Notas de estudo: O que é literatura, Eagleton?
Terry Eagleton parte do pré-suposto de que “se a teoria
literária existe, parece óbvio que haja alguma coisa chamada literatura, sobre
a qual se teoriza”. Aparentemente, se acreditamos em uma Crítica e uma Teoria, certo é que surgiram da necessidade dos estudiosos de melhor compreender uma literatura. O objeto de análise, quando já
criticado e teorizado, não mais o É, pois o que buscamos, intimamente, não é o
Ser literário, mas sim o Estar, tendo por objetivo o estado vigente e não a permanência. Quanto a essa
“mutabilidade” do conceito, que o coloca em um continuum de reformulação
e torna passada toda tentativa de apreende-lo, outros pontos deverão ser
levantados.
Segundo Eagleton, os formalistas russos defendiam que a
Obra Literária “não era um vínculo de ideias, nem uma reflexão sobre a
realidade social, nem a encarnação de uma verdade transcendental: era um fato
material, cujo funcionamento podia ser analisado mais ou menos como se examina
uma máquina”. No
Filósofo e crítico britânico |
entanto, mesmo sobre este ponto de vista, Vitor Sklovski,
Roman Jakobson, Osip Brik, Yury Tynyanov, Boris Eichenbaum e Boris
Tomanshevski, partes essenciais do pensamento "formal", compreendiam que “ as
normas e os desvios se modificam de um contexto social ou histórico para outro
– que ‘poesia’, nesse sentido, depende de nossa localização num dado momento”.

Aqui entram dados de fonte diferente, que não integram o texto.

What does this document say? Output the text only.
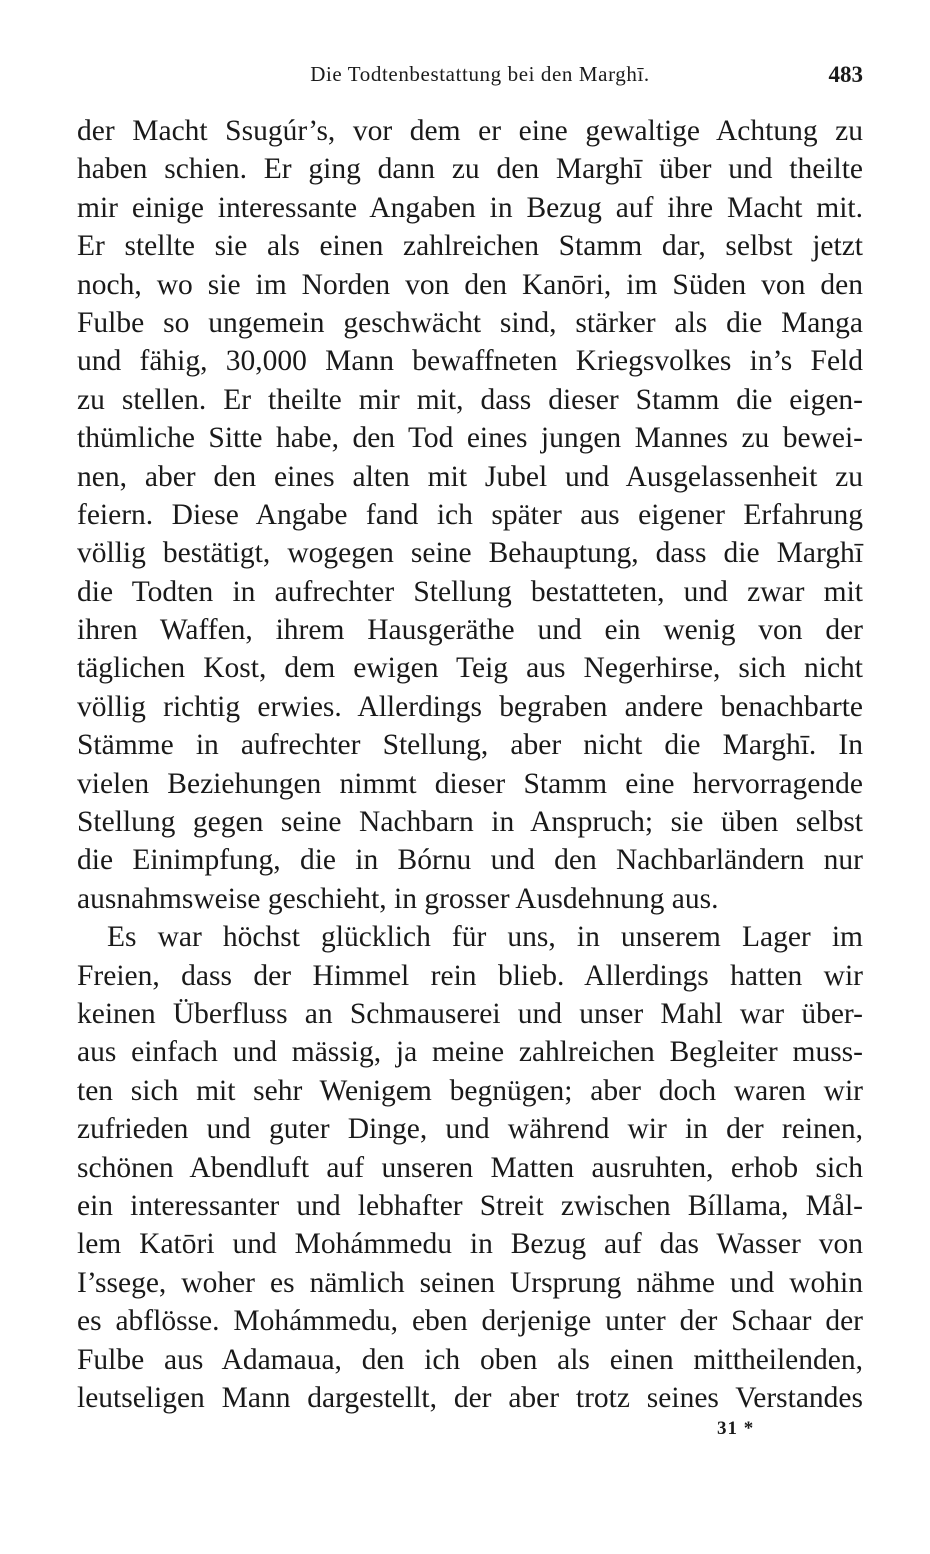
Die Todtenbestattung bei den Marghī.	483
der Macht Ssugúr’s, vor dem er eine gewaltige Achtung zu
haben schien. Er ging dann zu den Marghī über und theilte
mir einige interessante Angaben in Bezug auf ihre Macht mit.
Er stellte sie als einen zahlreichen Stamm dar, selbst jetzt
noch, wo sie im Norden von den Kanōri, im Süden von den
Fulbe so ungemein geschwächt sind, stärker als die Manga
und fähig, 30,000 Mann bewaffneten Kriegsvolkes in’s Feld
zu stellen. Er theilte mir mit, dass dieser Stamm die eigen-
thümliche Sitte habe, den Tod eines jungen Mannes zu bewei-
nen, aber den eines alten mit Jubel und Ausgelassenheit zu
feiern. Diese Angabe fand ich später aus eigener Erfahrung
völlig bestätigt, wogegen seine Behauptung, dass die Marghī
die Todten in aufrechter Stellung bestatteten, und zwar mit
ihren Waffen, ihrem Hausgeräthe und ein wenig von der
täglichen Kost, dem ewigen Teig aus Negerhirse, sich nicht
völlig richtig erwies. Allerdings begraben andere benachbarte
Stämme in aufrechter Stellung, aber nicht die Marghī. In
vielen Beziehungen nimmt dieser Stamm eine hervorragende
Stellung gegen seine Nachbarn in Anspruch; sie üben selbst
die Einimpfung, die in Bórnu und den Nachbarländern nur
ausnahmsweise geschieht, in grosser Ausdehnung aus.
Es war höchst glücklich für uns, in unserem Lager im
Freien, dass der Himmel rein blieb. Allerdings hatten wir
keinen Überfluss an Schmauserei und unser Mahl war über-
aus einfach und mässig, ja meine zahlreichen Begleiter muss-
ten sich mit sehr Wenigem begnügen; aber doch waren wir
zufrieden und guter Dinge, und während wir in der reinen,
schönen Abendluft auf unseren Matten ausruhten, erhob sich
ein interessanter und lebhafter Streit zwischen Bíllama, Mål-
lem Katōri und Mohámmedu in Bezug auf das Wasser von
I’ssege, woher es nämlich seinen Ursprung nähme und wohin
es abflösse. Mohámmedu, eben derjenige unter der Schaar der
Fulbe aus Adamaua, den ich oben als einen mittheilenden,
leutseligen Mann dargestellt, der aber trotz seines Verstandes
31 *
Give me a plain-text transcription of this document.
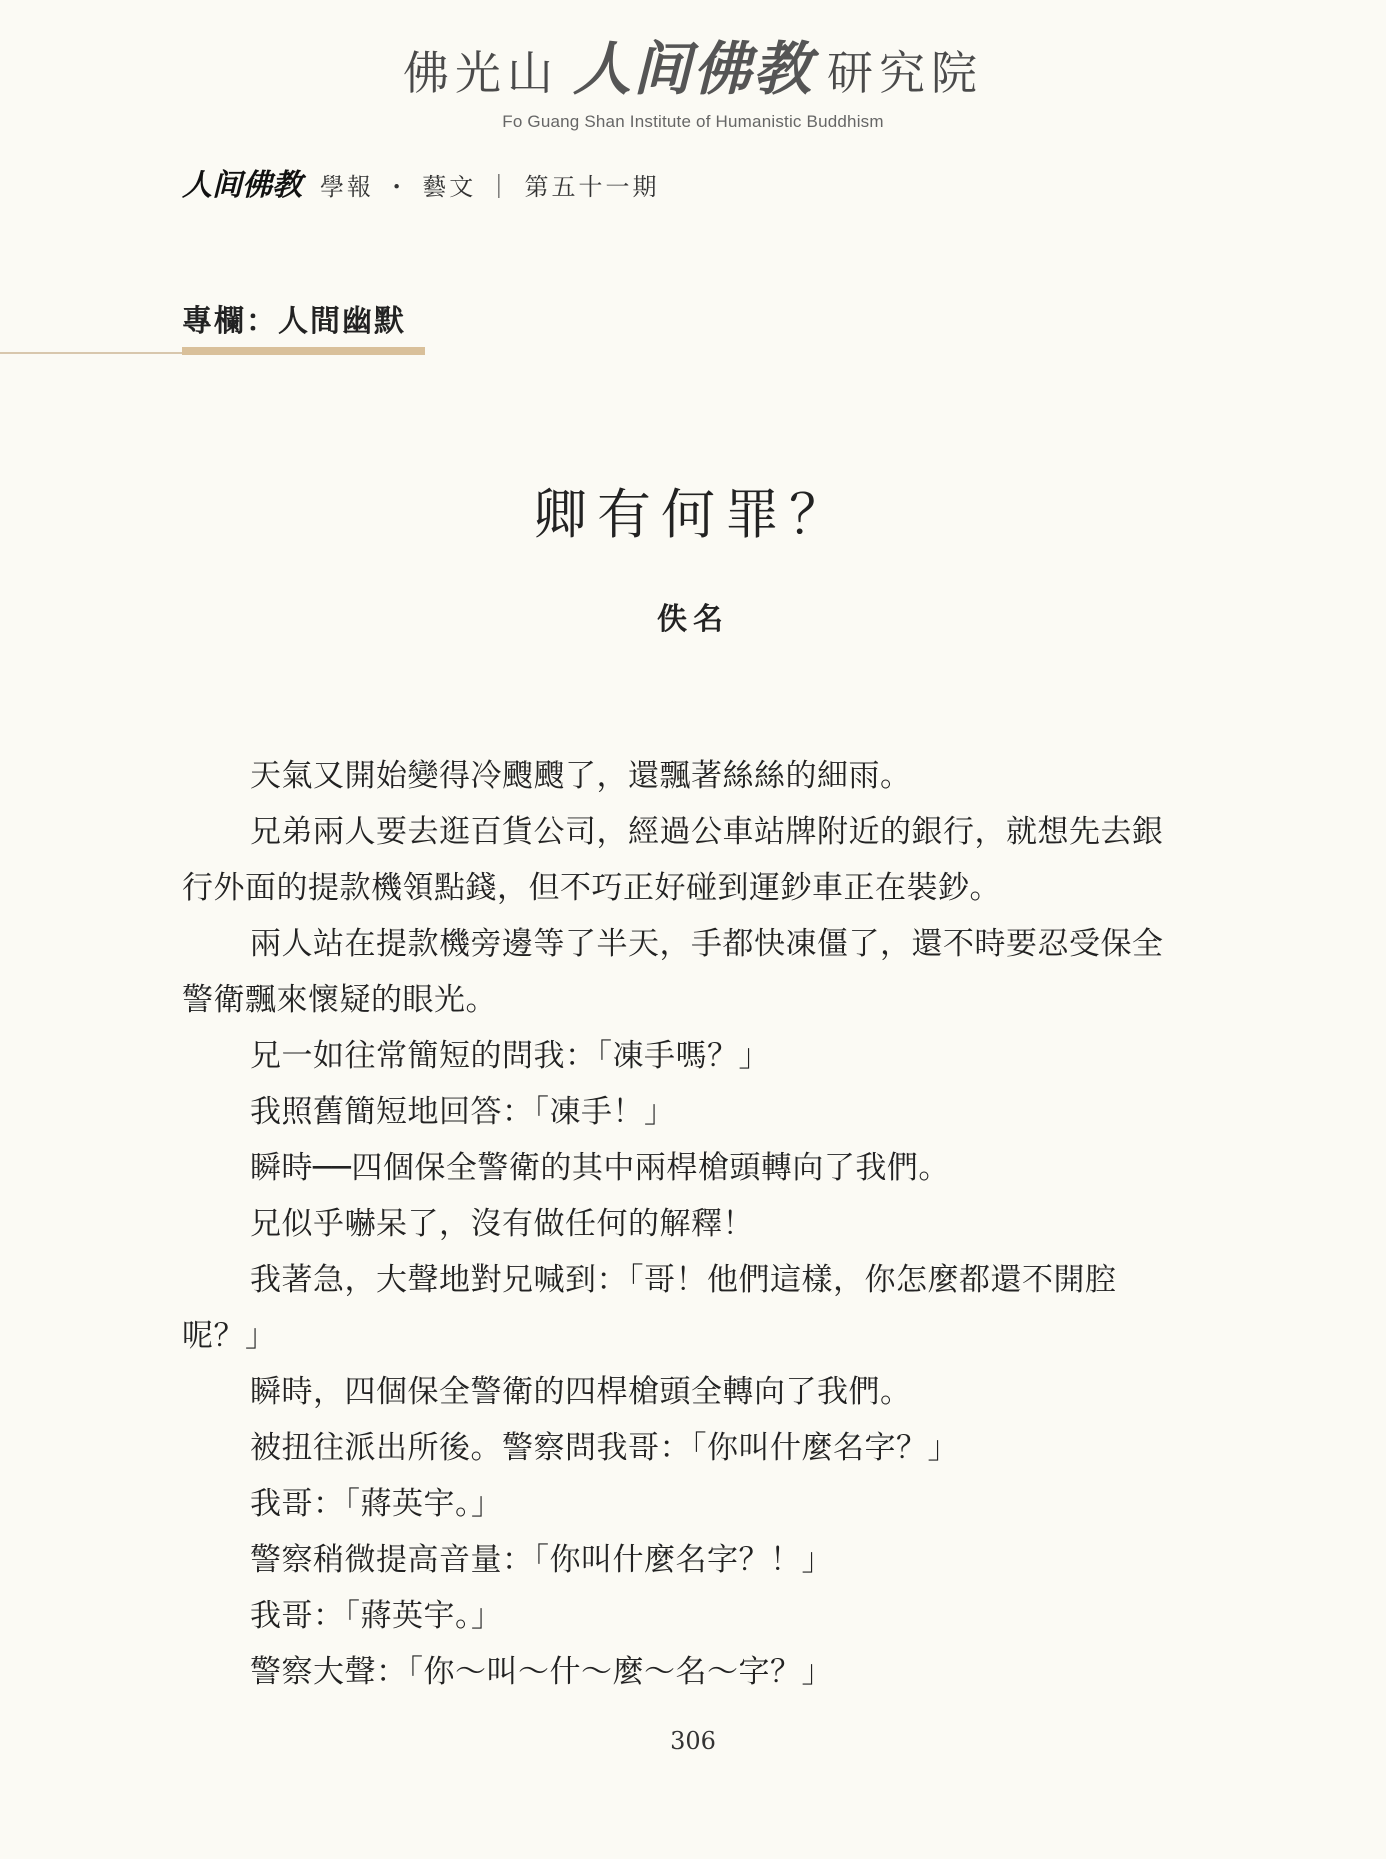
佛光山 人间佛教 研究院
Fo Guang Shan Institute of Humanistic Buddhism
人间佛教 學報 ・ 藝文 ｜ 第五十一期
專欄：人間幽默
卿有何罪？
佚名

天氣又開始變得冷颼颼了，還飄著絲絲的細雨。

兄弟兩人要去逛百貨公司，經過公車站牌附近的銀行，就想先去銀行外面的提款機領點錢，但不巧正好碰到運鈔車正在裝鈔。

兩人站在提款機旁邊等了半天，手都快凍僵了，還不時要忍受保全警衛飄來懷疑的眼光。

兄一如往常簡短的問我：「凍手嗎？」

我照舊簡短地回答：「凍手！」

瞬時──四個保全警衛的其中兩桿槍頭轉向了我們。

兄似乎嚇呆了，沒有做任何的解釋！

我著急，大聲地對兄喊到：「哥！他們這樣，你怎麼都還不開腔呢？」

瞬時，四個保全警衛的四桿槍頭全轉向了我們。

被扭往派出所後。警察問我哥：「你叫什麼名字？」

我哥：「蔣英宇。」

警察稍微提高音量：「你叫什麼名字？！」

我哥：「蔣英宇。」

警察大聲：「你～叫～什～麼～名～字？」

306
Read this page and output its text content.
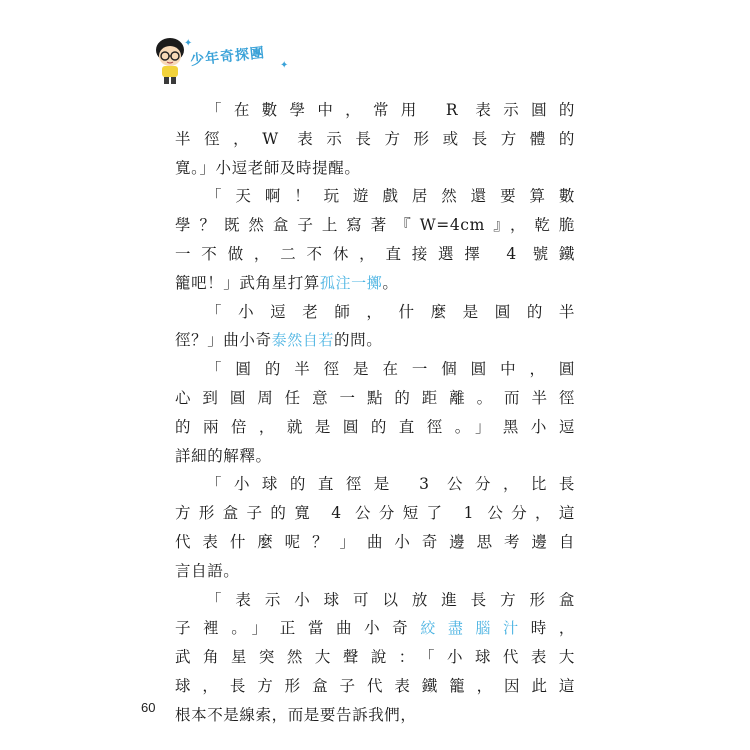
✦
少年奇探團 ✦
「在數學中，常用 R 表示圓的
半徑，W 表示長方形或長方體的
寬。」小逗老師及時提醒。
「天啊！玩遊戲居然還要算數
學？既然盒子上寫著『W=4cm』，乾脆
一不做，二不休，直接選擇 4 號鐵
籠吧！」武角星打算孤注一擲。
「小逗老師，什麼是圓的半
徑？」曲小奇泰然自若的問。
「圓的半徑是在一個圓中，圓
心到圓周任意一點的距離。而半徑
的兩倍，就是圓的直徑。」黑小逗
詳細的解釋。
「小球的直徑是 3 公分，比長
方形盒子的寬 4 公分短了 1 公分，這
代表什麼呢？」曲小奇邊思考邊自
言自語。
「表示小球可以放進長方形盒
子裡。」正當曲小奇絞盡腦汁時，
武角星突然大聲說：「小球代表大
球，長方形盒子代表鐵籠，因此這
根本不是線索，而是要告訴我們，
60
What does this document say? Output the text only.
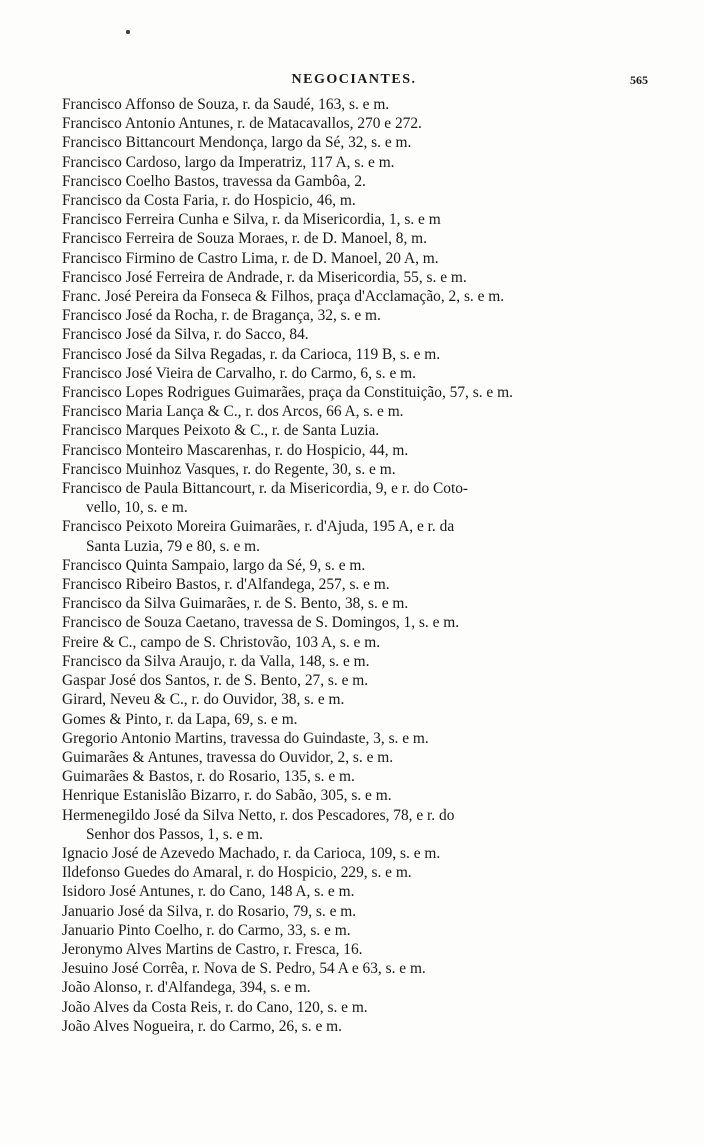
NEGOCIANTES.	565
Francisco Affonso de Souza, r. da Saudé, 163, s. e m.
Francisco Antonio Antunes, r. de Matacavallos, 270 e 272.
Francisco Bittancourt Mendonça, largo da Sé, 32, s. e m.
Francisco Cardoso, largo da Imperatriz, 117 A, s. e m.
Francisco Coelho Bastos, travessa da Gambôa, 2.
Francisco da Costa Faria, r. do Hospicio, 46, m.
Francisco Ferreira Cunha e Silva, r. da Misericordia, 1, s. e m
Francisco Ferreira de Souza Moraes, r. de D. Manoel, 8, m.
Francisco Firmino de Castro Lima, r. de D. Manoel, 20 A, m.
Francisco José Ferreira de Andrade, r. da Misericordia, 55, s. e m.
Franc. José Pereira da Fonseca & Filhos, praça d'Acclamação, 2, s. e m.
Francisco José da Rocha, r. de Bragança, 32, s. e m.
Francisco José da Silva, r. do Sacco, 84.
Francisco José da Silva Regadas, r. da Carioca, 119 B, s. e m.
Francisco José Vieira de Carvalho, r. do Carmo, 6, s. e m.
Francisco Lopes Rodrigues Guimarães, praça da Constituição, 57, s. e m.
Francisco Maria Lança & C., r. dos Arcos, 66 A, s. e m.
Francisco Marques Peixoto & C., r. de Santa Luzia.
Francisco Monteiro Mascarenhas, r. do Hospicio, 44, m.
Francisco Muinhoz Vasques, r. do Regente, 30, s. e m.
Francisco de Paula Bittancourt, r. da Misericordia, 9, e r. do Coto-
vello, 10, s. e m.
Francisco Peixoto Moreira Guimarães, r. d'Ajuda, 195 A, e r. da
Santa Luzia, 79 e 80, s. e m.
Francisco Quinta Sampaio, largo da Sé, 9, s. e m.
Francisco Ribeiro Bastos, r. d'Alfandega, 257, s. e m.
Francisco da Silva Guimarães, r. de S. Bento, 38, s. e m.
Francisco de Souza Caetano, travessa de S. Domingos, 1, s. e m.
Freire & C., campo de S. Christovão, 103 A, s. e m.
Francisco da Silva Araujo, r. da Valla, 148, s. e m.
Gaspar José dos Santos, r. de S. Bento, 27, s. e m.
Girard, Neveu & C., r. do Ouvidor, 38, s. e m.
Gomes & Pinto, r. da Lapa, 69, s. e m.
Gregorio Antonio Martins, travessa do Guindaste, 3, s. e m.
Guimarães & Antunes, travessa do Ouvidor, 2, s. e m.
Guimarães & Bastos, r. do Rosario, 135, s. e m.
Henrique Estanislão Bizarro, r. do Sabão, 305, s. e m.
Hermenegildo José da Silva Netto, r. dos Pescadores, 78, e r. do
Senhor dos Passos, 1, s. e m.
Ignacio José de Azevedo Machado, r. da Carioca, 109, s. e m.
Ildefonso Guedes do Amaral, r. do Hospicio, 229, s. e m.
Isidoro José Antunes, r. do Cano, 148 A, s. e m.
Januario José da Silva, r. do Rosario, 79, s. e m.
Januario Pinto Coelho, r. do Carmo, 33, s. e m.
Jeronymo Alves Martins de Castro, r. Fresca, 16.
Jesuino José Corrêa, r. Nova de S. Pedro, 54 A e 63, s. e m.
João Alonso, r. d'Alfandega, 394, s. e m.
João Alves da Costa Reis, r. do Cano, 120, s. e m.
João Alves Nogueira, r. do Carmo, 26, s. e m.
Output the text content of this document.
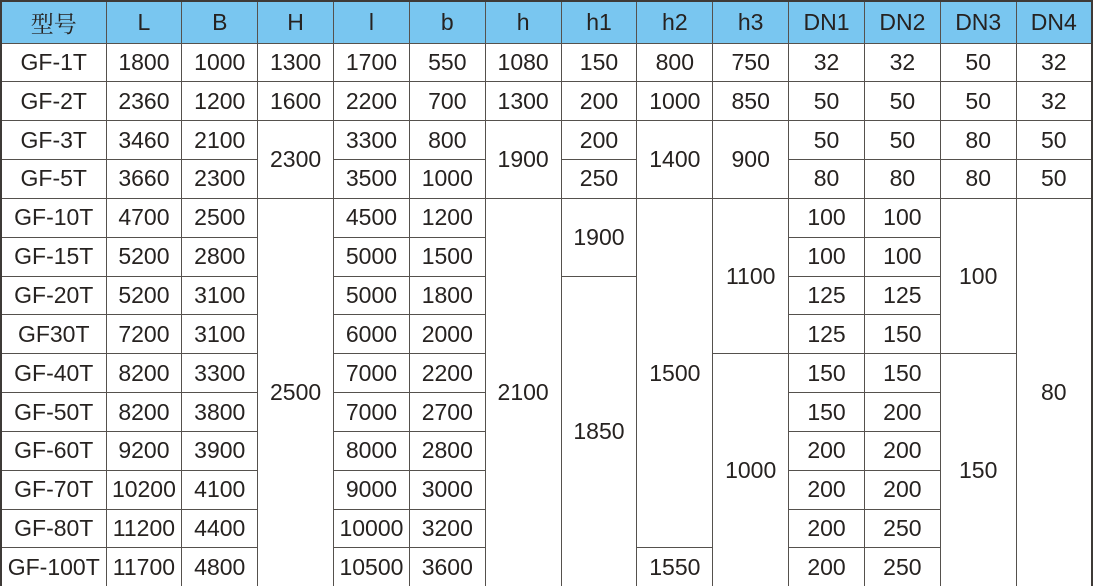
型号	L	B	H	l	b	h	h1	h2	h3	DN1	DN2	DN3	DN4
GF-1T	1800	1000	1300	1700	550	1080	150	800	750	32	32	50	32
GF-2T	2360	1200	1600	2200	700	1300	200	1000	850	50	50	50	32
GF-3T	3460	2100	2300	3300	800	1900	200	1400	900	50	50	80	50
GF-5T	3660	2300		3500	1000		250			80	80	80	50
GF-10T	4700	2500	2500	4500	1200	2100	1900	1500	1100	100	100	100	80
GF-15T	5200	2800		5000	1500					100	100		
GF-20T	5200	3100		5000	1800		1850			125	125		
GF30T	7200	3100		6000	2000					125	150		
GF-40T	8200	3300		7000	2200				1000	150	150	150	
GF-50T	8200	3800		7000	2700					150	200		
GF-60T	9200	3900		8000	2800					200	200		
GF-70T	10200	4100		9000	3000					200	200		
GF-80T	11200	4400		10000	3200					200	250		
GF-100T	11700	4800		10500	3600			1550		200	250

Esse deslocamento de preceitos está ligado ao movimento vital, ao fluxo
dinâmico do próprio conceito de Arte e Literatura no Espaço e no Tempo.
Saio da questão. Ao declarar que “pensar na literatura
como os formalistas o fazem é, na realidade, considerar toda a literatura como poesia”, o autor cai em um outro embate.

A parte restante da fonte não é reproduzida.